Official Thunderbolt (PCIe via Thunderbolt) support for the PC is a positive thing.
It offers PCIe level performance... with an external peripheral.
The single big advantage is that you can run the ASIO buffer size down to 32 or even 16-samples.
Otherwise, there's a lot of hype about bandwidth.
The Fireface UFX has 30 channels of I/O... and isn't close to saturating the USB-2 bus.
Simply introducing more bandwidth doesn't equate to greater performance.
Thus far, even though USB-3 has greater bandwidth, no current USB-3 audio interface is outperforming the best
USB-2 units (RME and MOTU).
The USB-3.1 controller on the latest Z170x motherboards uses 4 PCIe lanes... and has a total bandwidth of up to 32Gbps. Note that this is for all USB-3.1 ports (32Gbps total).
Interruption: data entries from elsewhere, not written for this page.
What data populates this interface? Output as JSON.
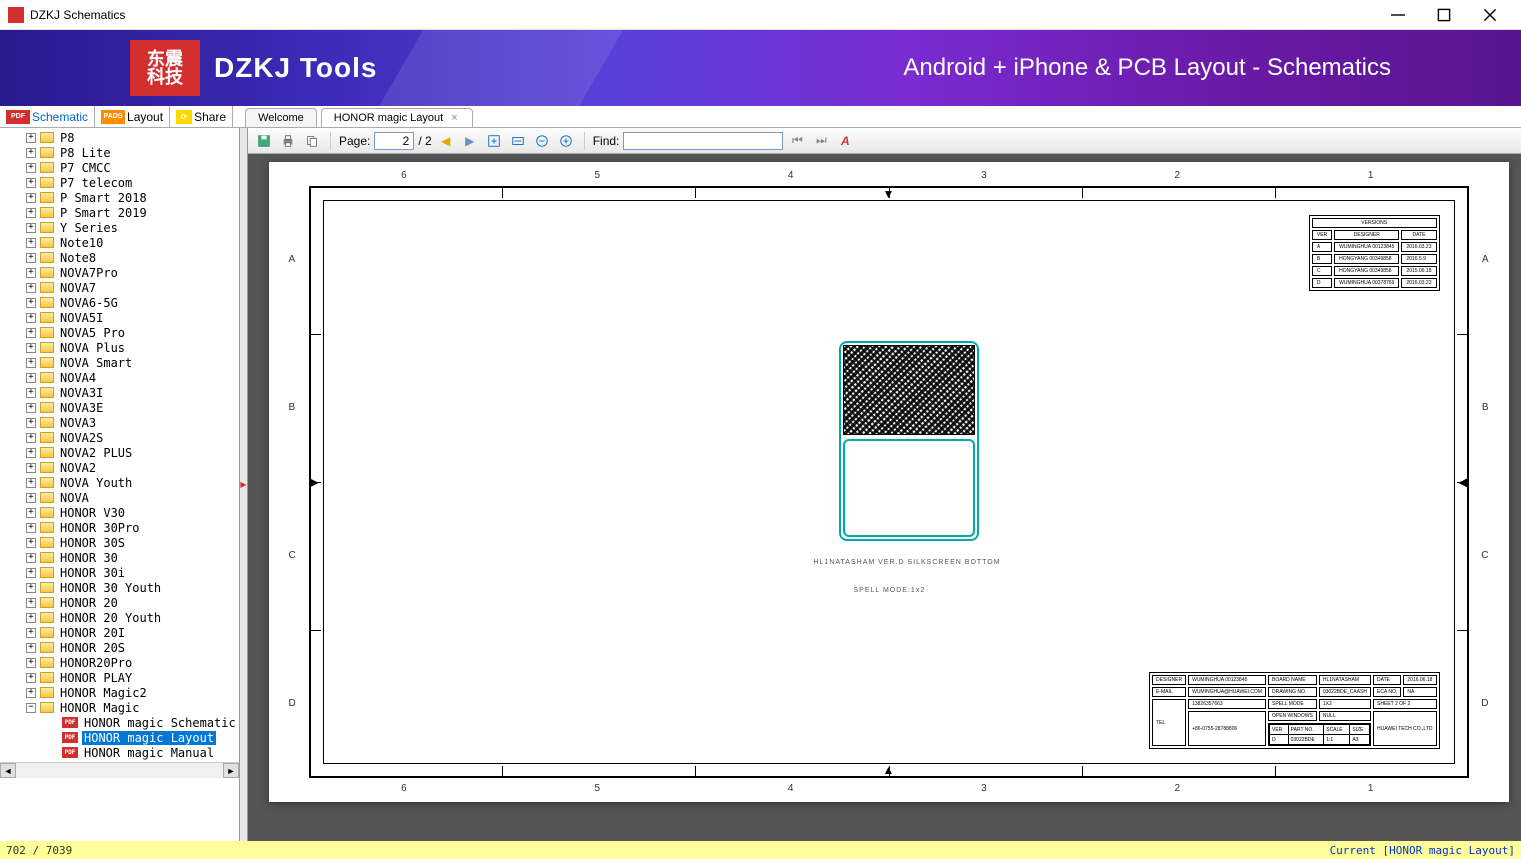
{
  "window": {
    "title": "DZKJ Schematics"
  },
  "banner": {
    "logo_cn1": "东震",
    "logo_cn2": "科技",
    "tools": "DZKJ Tools",
    "tagline": "Android + iPhone & PCB Layout - Schematics"
  },
  "app_tabs": {
    "schematic": "Schematic",
    "layout": "Layout",
    "share": "Share"
  },
  "doc_tabs": {
    "welcome": "Welcome",
    "active": "HONOR magic Layout"
  },
  "tree": {
    "items": [
      "P8",
      "P8 Lite",
      "P7 CMCC",
      "P7 telecom",
      "P Smart 2018",
      "P Smart 2019",
      "Y Series",
      "Note10",
      "Note8",
      "NOVA7Pro",
      "NOVA7",
      "NOVA6-5G",
      "NOVA5I",
      "NOVA5 Pro",
      "NOVA Plus",
      "NOVA Smart",
      "NOVA4",
      "NOVA3I",
      "NOVA3E",
      "NOVA3",
      "NOVA2S",
      "NOVA2 PLUS",
      "NOVA2",
      "NOVA Youth",
      "NOVA",
      "HONOR V30",
      "HONOR 30Pro",
      "HONOR 30S",
      "HONOR 30",
      "HONOR 30i",
      "HONOR 30 Youth",
      "HONOR 20",
      "HONOR 20 Youth",
      "HONOR 20I",
      "HONOR 20S",
      "HONOR20Pro",
      "HONOR PLAY",
      "HONOR Magic2"
    ],
    "expanded": "HONOR Magic",
    "children": [
      "HONOR magic Schematic",
      "HONOR magic Layout",
      "HONOR magic Manual"
    ],
    "selected": "HONOR magic Layout"
  },
  "toolbar": {
    "page_label": "Page:",
    "page_current": "2",
    "page_total": "/ 2",
    "find_label": "Find:"
  },
  "sheet": {
    "columns": [
      "6",
      "5",
      "4",
      "3",
      "2",
      "1"
    ],
    "rows": [
      "A",
      "B",
      "C",
      "D"
    ],
    "pcb_label": "HL1NATASHAM  VER.D SILKSCREEN BOTTOM",
    "spell_mode": "SPELL MODE:1x2",
    "versions_header": "VERSIONS",
    "versions_cols": [
      "VER",
      "DESIGNER",
      "DATE"
    ],
    "versions_rows": [
      [
        "A",
        "WUMINGHUA 00123845",
        "2016.03.23"
      ],
      [
        "B",
        "HONGYANG 00349858",
        "2016.5.9"
      ],
      [
        "C",
        "HONGYANG 00349858",
        "2015.06.18"
      ],
      [
        "D",
        "WUMINGHUA 00378769",
        "2016.03.23"
      ]
    ],
    "title_block": {
      "designer_l": "DESIGNER",
      "designer_v": "WUMINGHUA 00123845",
      "email_l": "E-MAIL",
      "email_v": "WUMINGHUA@HUAWEI.COM",
      "tel_l": "TEL",
      "tel_v1": "13826357663",
      "tel_v2": "+86-0755-28788806",
      "board_l": "BOARD NAME",
      "board_v": "HL1NATASHAM",
      "drawing_l": "DRAWING NO.",
      "drawing_v": "03022BDE_CAASH",
      "spell_l": "SPELL MODE",
      "spell_v": "1X2",
      "open_l": "OPEN WINDOWS",
      "open_v": "NULL",
      "ver_l": "VER",
      "part_l": "PART NO.",
      "scale_l": "SCALE",
      "size_l": "SIZE",
      "ver_v": "D",
      "part_v": "03022BDE",
      "scale_v": "1:1",
      "size_v": "A3",
      "date_l": "DATE",
      "date_v": "2016.06.18",
      "eca_l": "ECA NO.",
      "eca_v": "NA",
      "sheet_l": "SHEET 2 OF 2",
      "company": "HUAWEI TECH CO.,LTD"
    }
  },
  "status": {
    "left": "702 / 7039",
    "right": "Current [HONOR magic Layout]"
  }
}
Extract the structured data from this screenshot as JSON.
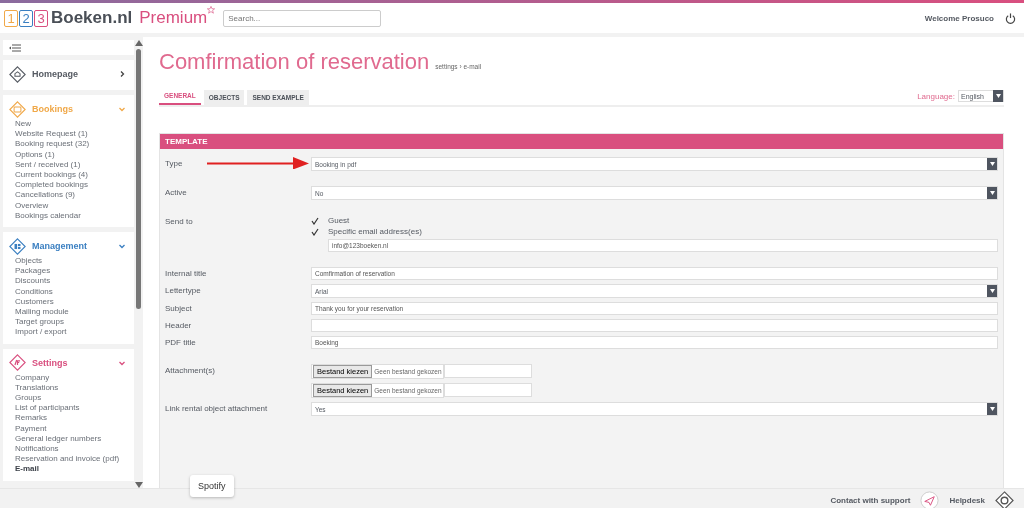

Each USB-3.1 port has 10Gbps bandwidth (equal to Thunderbolt 1).
Thunderbolt 3 has a bandwidth of 40Mbps... and connects via USB-C.
It'll be interesting to see how it all shakes out in the coming months...
To cover all basses, make sure the next machine has USB-3, USB-3.1, and USB-C support for Thunderbolt 3.
If your current audio interface is working well... and not impeding your workflow... there's no need to swap it out.
RME USB-2 audio interfaces can go as low as 4.3ms total round-trip latency at a 48-sample ASIO buffer size/44.1k.
That's good enough for most situations.
To go any lower, you need PCIe level performance.
Official "PCIe via Thunderbolt" support will bring that level of performance to external units.
You have to be running Win10... and using a motherboard that specifically supports Thunderbolt 3 via USB-C.